3. Less Restrictive Alternatives

After reviewing the procompetitive justifications as set forth by the NCAA, the Court found the NCAA produced some evidence indicating there are procompetitive benefits to cap student-athlete compensation. Specifically, the Court found the NCAA produced evidence showing 1) there is some basis that capping compensation may serve to increase consumer demand for the amateur product; and 2) there is some evidence showing student-athlete integration into academic communities improves the quality of education services. Accordingly, the rule of reason burden used in antitrust cases shifted to the plaintiffs to establish less restrictive alternatives.

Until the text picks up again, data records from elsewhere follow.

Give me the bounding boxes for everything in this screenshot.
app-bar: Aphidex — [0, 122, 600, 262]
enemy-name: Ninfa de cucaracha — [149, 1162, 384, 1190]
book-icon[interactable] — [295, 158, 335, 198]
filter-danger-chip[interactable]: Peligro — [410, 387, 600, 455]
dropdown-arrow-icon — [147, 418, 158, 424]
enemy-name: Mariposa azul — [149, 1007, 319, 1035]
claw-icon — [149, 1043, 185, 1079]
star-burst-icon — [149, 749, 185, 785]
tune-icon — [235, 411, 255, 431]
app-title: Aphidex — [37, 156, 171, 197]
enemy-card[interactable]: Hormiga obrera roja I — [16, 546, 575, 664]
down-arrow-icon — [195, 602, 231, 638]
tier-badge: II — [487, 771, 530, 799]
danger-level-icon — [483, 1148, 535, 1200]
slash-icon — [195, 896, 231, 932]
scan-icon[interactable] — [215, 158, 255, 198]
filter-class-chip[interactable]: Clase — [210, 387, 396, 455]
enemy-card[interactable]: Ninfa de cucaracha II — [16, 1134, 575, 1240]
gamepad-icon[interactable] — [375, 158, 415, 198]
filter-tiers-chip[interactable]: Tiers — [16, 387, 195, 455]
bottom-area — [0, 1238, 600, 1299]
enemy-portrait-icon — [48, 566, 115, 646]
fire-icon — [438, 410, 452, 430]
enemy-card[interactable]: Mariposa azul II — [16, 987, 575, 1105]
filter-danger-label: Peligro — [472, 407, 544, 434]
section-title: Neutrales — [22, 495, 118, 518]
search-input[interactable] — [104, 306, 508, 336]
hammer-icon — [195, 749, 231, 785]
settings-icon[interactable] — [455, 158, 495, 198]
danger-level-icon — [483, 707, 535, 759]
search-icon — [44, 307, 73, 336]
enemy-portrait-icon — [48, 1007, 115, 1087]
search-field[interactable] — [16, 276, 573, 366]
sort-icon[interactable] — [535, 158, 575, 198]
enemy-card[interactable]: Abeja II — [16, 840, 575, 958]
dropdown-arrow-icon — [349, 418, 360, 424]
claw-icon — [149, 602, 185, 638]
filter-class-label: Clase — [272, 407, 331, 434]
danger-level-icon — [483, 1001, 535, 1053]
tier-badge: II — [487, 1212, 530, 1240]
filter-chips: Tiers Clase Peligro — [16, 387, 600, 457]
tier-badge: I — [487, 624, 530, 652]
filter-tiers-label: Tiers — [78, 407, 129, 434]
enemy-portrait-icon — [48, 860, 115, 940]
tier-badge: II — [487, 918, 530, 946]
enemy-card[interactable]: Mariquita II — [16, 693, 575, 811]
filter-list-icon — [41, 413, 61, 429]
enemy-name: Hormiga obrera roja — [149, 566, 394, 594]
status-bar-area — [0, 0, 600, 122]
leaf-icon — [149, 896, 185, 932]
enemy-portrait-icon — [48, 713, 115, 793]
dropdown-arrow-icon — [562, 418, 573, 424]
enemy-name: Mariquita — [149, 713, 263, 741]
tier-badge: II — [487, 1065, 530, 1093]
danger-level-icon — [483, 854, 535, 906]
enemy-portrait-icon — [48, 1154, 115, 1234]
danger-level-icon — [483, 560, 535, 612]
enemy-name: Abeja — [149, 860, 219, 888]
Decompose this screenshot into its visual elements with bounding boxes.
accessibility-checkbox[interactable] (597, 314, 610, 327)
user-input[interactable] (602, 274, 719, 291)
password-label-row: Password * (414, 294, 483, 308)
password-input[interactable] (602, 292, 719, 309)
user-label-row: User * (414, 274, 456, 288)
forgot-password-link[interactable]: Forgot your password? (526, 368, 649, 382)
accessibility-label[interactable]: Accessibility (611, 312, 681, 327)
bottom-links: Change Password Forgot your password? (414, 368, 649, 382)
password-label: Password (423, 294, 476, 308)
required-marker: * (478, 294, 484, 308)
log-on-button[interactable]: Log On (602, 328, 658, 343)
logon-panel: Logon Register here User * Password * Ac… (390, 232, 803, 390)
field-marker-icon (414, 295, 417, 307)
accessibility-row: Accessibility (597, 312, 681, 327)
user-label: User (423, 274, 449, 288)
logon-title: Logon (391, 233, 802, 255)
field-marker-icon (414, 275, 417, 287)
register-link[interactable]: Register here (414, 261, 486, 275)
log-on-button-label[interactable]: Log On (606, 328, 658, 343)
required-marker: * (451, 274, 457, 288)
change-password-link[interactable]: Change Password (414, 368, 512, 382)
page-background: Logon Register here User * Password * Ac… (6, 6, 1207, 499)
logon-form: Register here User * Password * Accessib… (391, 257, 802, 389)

The plaintiffs offered three less restrictive alternatives to the challenged restraints: 1) “raise the grant-in-aid limit to allow schools to award stipends, derived from specified sources of licensing revenue, to student-athletes;” 2) “allow schools to deposit a share of licensing revenue into a trust fund for student-athletes which could be paid after the student-athletes graduate or leave school for other reasons;” and 3) “permit student-athletes to receive limited compensation for third-party endorsements approved by their schools.” The Court was supportive of the plaintiffs first and second proposed less restrictive alternatives. First, the Court concluded allowing student-athletes to receive stipends above the current grant-in-aid legislation would limit anticompetitive effects because the stipend would be capped at the cost of attendance and such funds would be used to “only cover educational expenses.” Second, the Court concluded holding funds in trust is an acceptable less restrictive alternative as long as the compensation “was limited and distributed equally among team members.” The Court specifically addressed testimony elicited by the NCAA in which its witnesses indicated they were concerned about “six figure[], seven figure[]” payments made to student-athletes, but would not be “troubled” if student-athletes were permitted to receive $5,000.00. According to the Court, a narrowly tailored trust payment system “would not erect any new barriers to schools’ efforts to educate student-athletes or integrate them into their schools’ academic communities.” Third, the Court did not find endorsement opportunities for student-athletes to be an appropriate less restrictive alternative because such a policy would undermine the NCAA’s efforts to curb “commercial exploitation” of student-athletes.

4. Conclusion

The Court found in favor of the plaintiffs and enjoined the NCAA “from enforcing any rules or bylaws that would prohibit its member schools and conference from offering their FBS or Division I basketball recruits a limited share of the revenues generated from the use of their names, images, and likenesses in addition to a full grant-in-aid.” Additionally, the Court enjoined the NCAA from “enforcing any rules to prevent its member schools and conferences from offering to deposit a limited share of licensing revenue in trust for their FBS football and Division I basketball recruits, payable when they leave school or their eligibility expires.” However, the Court was careful to not restrict the NCAA’s authority to implement legislation to place a cap on the amount of compensation to be paid to student-athletes as long as the cap is not set below the cost of attendance and the cap placed on the amounts deposited in trust is not less than $5,000.00 for each year of eligibility. The Court also made it clear the NCAA is permitted to continue to enforce legislation prohibiting student-athletes from endorsing commercial products among other restrictions.